Louisa May Alcott’s debut novel was published in 1868 with the very long title Little Women: Meg, Jo, Beth, and Amy. The Story Of Their Lives. A Girl’s Book. This work, which Alcott never intended to have a sequel, ends with Beth contracting scarlet fever and recovering. Amy is sent away to live with their Aunt as Beth convalesces, Jo has success earning money with her writing, and John Brooke asks permission from the March parents to marry Meg. To Alcott, this was her version of happily ever after — allowing readers to imagine where the characters would wind up. But her publisher, thrilled with the sales figures for this book and hearing from the public about their desire for a sequel, requested that Alcott provide one. She did, in a second book published in 1869, titled Good Wives.

Good Wives contains Beth’s death, along with the still-contentious plotline finding Jo turning down Laurie and Laurie settling for Amy. Jo then agrees to marry the much older Professor Bhaer, in a pairing that seems to have been Alcott trolling the Jo/Laurie fans who had written to her begging to know if their OTP would wind up together. And it doesn’t end there — Jo and Bhaer open a boy’s school! All the surviving little women have at least one baby! Marmee celebrates her 60th birthday! The whole volume sort of exists as a Sliding Doors moment making fans wish it had all ended at the end of the original book, but its existence means any contemporary publisher must choose which ending to include — the 1868 conclusion of Little Women, or the 1869 denouement of Good Wives?

Most American editions combine both books into a single volume, titled Little Women. In the United Kingdom, the preference is apparently to keep them separated into two volumes. And thus, the existence of two books, both titled Little Women and both by Louisa May Alcott, that end in two entirely different ways. And thus, we find my friend’s customer’s daughter, confused as to why her mother thought she would find the book upsetting. And we find the customer, baffled as to why her daughter’s edition of this classic novel is missing the entire second half.

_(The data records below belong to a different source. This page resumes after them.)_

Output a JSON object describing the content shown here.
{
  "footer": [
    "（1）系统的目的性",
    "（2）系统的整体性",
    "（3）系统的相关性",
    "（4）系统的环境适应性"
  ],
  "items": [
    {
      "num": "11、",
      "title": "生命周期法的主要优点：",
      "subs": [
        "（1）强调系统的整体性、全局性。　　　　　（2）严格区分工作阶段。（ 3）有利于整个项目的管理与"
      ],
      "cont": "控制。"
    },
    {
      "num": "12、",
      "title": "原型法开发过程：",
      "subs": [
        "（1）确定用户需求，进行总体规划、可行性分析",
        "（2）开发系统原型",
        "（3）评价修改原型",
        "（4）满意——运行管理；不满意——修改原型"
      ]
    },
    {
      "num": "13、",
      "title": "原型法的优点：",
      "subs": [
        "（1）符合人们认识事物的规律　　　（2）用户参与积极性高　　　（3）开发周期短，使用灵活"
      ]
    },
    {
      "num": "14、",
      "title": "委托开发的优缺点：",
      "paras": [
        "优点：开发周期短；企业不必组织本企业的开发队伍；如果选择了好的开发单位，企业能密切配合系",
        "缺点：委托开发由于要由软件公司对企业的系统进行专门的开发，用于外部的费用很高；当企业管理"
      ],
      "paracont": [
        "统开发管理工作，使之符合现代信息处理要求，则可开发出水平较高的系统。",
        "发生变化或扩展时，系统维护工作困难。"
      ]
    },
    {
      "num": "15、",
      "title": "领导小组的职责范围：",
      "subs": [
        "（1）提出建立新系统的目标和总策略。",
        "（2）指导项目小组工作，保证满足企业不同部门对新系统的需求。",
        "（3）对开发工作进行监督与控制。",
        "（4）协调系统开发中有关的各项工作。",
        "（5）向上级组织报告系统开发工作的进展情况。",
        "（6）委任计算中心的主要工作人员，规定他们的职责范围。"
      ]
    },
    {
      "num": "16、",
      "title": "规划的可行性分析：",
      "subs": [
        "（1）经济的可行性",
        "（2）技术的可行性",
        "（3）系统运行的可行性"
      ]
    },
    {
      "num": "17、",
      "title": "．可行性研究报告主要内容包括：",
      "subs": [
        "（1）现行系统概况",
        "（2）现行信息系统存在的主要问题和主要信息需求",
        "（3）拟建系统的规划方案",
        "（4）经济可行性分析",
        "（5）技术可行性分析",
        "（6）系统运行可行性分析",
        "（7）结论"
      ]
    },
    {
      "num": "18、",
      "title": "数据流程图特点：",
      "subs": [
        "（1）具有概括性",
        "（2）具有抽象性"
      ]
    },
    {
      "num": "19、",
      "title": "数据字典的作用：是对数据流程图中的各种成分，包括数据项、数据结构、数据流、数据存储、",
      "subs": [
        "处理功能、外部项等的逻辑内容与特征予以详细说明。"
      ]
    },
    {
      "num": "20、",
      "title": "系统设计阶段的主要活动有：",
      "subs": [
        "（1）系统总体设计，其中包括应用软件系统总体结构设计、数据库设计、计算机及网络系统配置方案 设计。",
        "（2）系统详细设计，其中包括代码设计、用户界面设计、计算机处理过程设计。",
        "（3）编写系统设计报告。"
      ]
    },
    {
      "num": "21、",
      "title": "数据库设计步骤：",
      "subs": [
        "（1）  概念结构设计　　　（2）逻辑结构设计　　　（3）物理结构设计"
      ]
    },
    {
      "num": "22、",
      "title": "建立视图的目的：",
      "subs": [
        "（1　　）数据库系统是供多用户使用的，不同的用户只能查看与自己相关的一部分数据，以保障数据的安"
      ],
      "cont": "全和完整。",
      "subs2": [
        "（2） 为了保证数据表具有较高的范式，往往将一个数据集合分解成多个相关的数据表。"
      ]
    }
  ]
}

It’s a particularly fascinating situation, as each publisher must choose where to end their printing of the story — with Alcott’s ostensibly happy ending, or with the postscript that many have found disappointing? Part of me is happy to know that copies are out there, ending as Alcott initially intended, with us all able to imagine a future for the March sisters. And yet, Beth’s death is as canonical as one can get, so perhaps it should be included along with the other sisters’ fates, in each new printing.

What do you all think? Did you grow up knowing about Beth’s fate, or did it come as a surprise when you learned of the events of Good Wives?